An analysis of the effectiveness of that tool showed that a child whose placement score at referral is the highest possible—20—is twenty-one times more likely to be admitted to a hospital for a self-inflicted injury, seventeen times more likely to be admitted for being physically assaulted, and 1.4 times more likely to be admitted for suffering from an accidental fall than a child with a risk score of 1, the lowest  possible. An independent evaluation found that caseworker decisions that were informed by the score were more accurate (cases were more likely to be correctly identified as needing help and less likely to be incorrectly identified as not needing help), case workloads decreased, and racial bias was likely to be reduced.  On the eight-item checklist Allegheny County hit on all items. They produced a new product that was used, was cost effective, and produced real-time, accurate, complete, relevant, accessible, interpretable, granular, and consistent data. And CYF didn’t breach confidentiality. But most importantly, Allegheny County worked carefully and openly with advocates for parents, children, and civil rights to ensure that the program was not built behind closed doors. They worked, in other words, to ensure that the new measures were democratically developed and used.

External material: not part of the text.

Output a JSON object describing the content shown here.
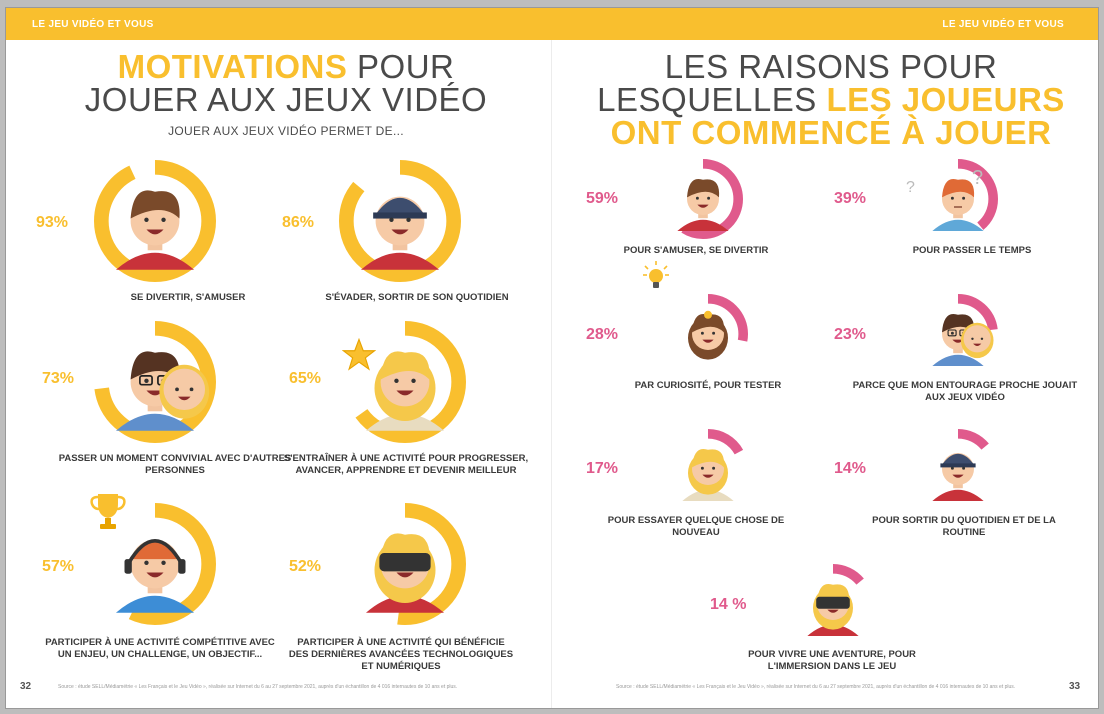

The Allegheny County story is one illustration of how new technologies can be used to democratize the decision of how to balance the ever-present tradeoff between the utility of new measurement against the risk of compromising confidentiality. They took advantage of the potential to create useful information that people and policy makers need while at the same time protecting privacy. That potential can be made real in other contexts by making the value of data clearer to the public. While that utility/cost tradeoff has typically been made by a small group of experts within an agency, there are many new tools that can democratize the decision by providing more information to the public. This chapter goes into more detail about the challenges of and new approaches to the utility/cost tradeoff. There are many lessons to be learned from past experiences.